(Bloomberg) -- SAIC Motor Corp., China's largest automaker, said its first-half profit may have more than quadrupled from a year earlier because of rising demand for vehicles in the world's most populous nation.
The Shanghai-based automaker didn't provide earnings figures in a statement today to the city's stock exchange. Net income was 1.4 billion yuan ($207 million) in the first half of 2009, according to the statement.
China's passenger-car sales have risen every month since February 2009 after the government halved consumption taxes on small vehicles. SAIC, a partner of General Motors Co. and Volkswagen AG, increased sales of Buick Excelle compacts, VW Passat sedans and other vehicles by 44 percent to more than 1.77 million units in the first half, today's statement said.
“SAIC has done a good job in the first half,” said Zhang Xin, an analyst at Guotai Junan Securities Co. in Beijing. “A low base in the first half of 2009 also has helped this year's rate of profit growth.”

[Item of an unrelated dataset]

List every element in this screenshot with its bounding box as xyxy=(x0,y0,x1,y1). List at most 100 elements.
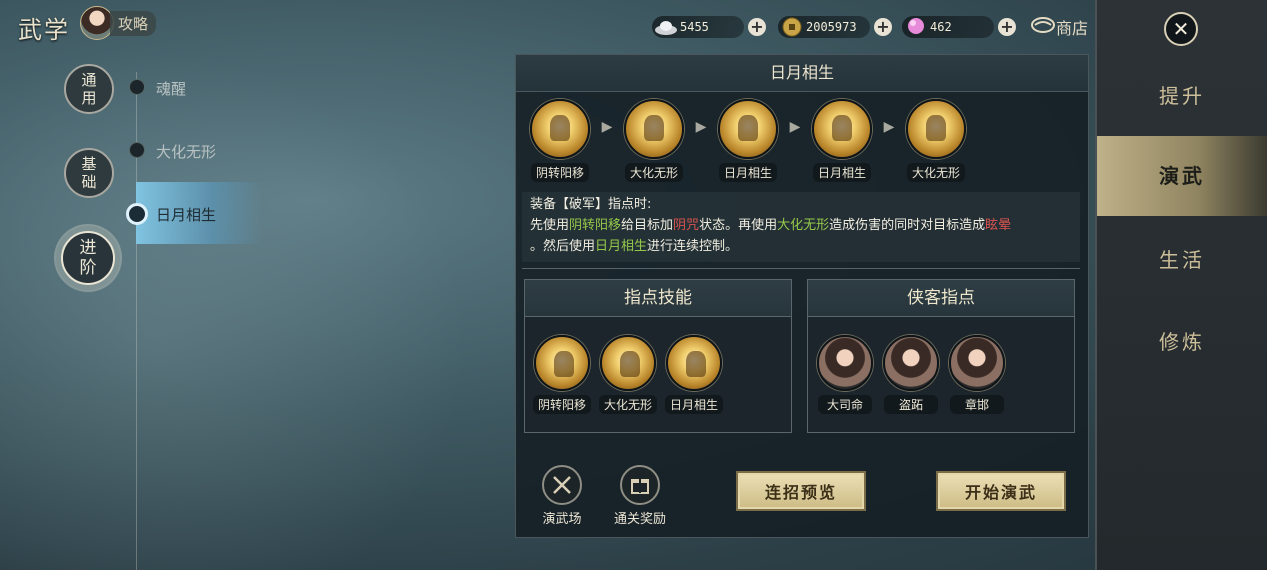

Listed companies in China are required to make an announcement if they expect earnings to rise or fall more than 50 percent in a reporting period. The company will provide detailed earnings on Aug. 26, it said.
Partners GM and Volkswagen are the two largest foreign automakers in the nation, according to the China Association of Automobile Manufacturers. China is the world's biggest auto market.
GM and its local ventures, which include separate car and minivehicle-making partnerships with SAIC, are “on track” to sell more than 2 million vehicles in China this year, four years ahead of schedule, the U.S. automaker said on April 12.
SAIC bought an additional 1 percent stake in Shanghai General Motors Co., the two companies' car-manufacturing venture, in March, raising its stake in the venture to 51 percent.
The company said on June 24 it aims to raise as much as 10 billion yuan in a share sale to expand development of its own-brand vehicles.
SAIC forecasts sales of 3 million units this year, President Chen Hong said in late May.
SAIC-GM-Wuling Automotive Co., SAIC and GM's minivan venture, aim to boost sales by 41 percent to 1.5 million vehicles annually by 2015 from last year, Shen Yang, president of the venture said on July 18.
China's passenger-car sales to dealerships rose at the slowest pace in 15 months in June as inflation reduced consumers' purchasing power.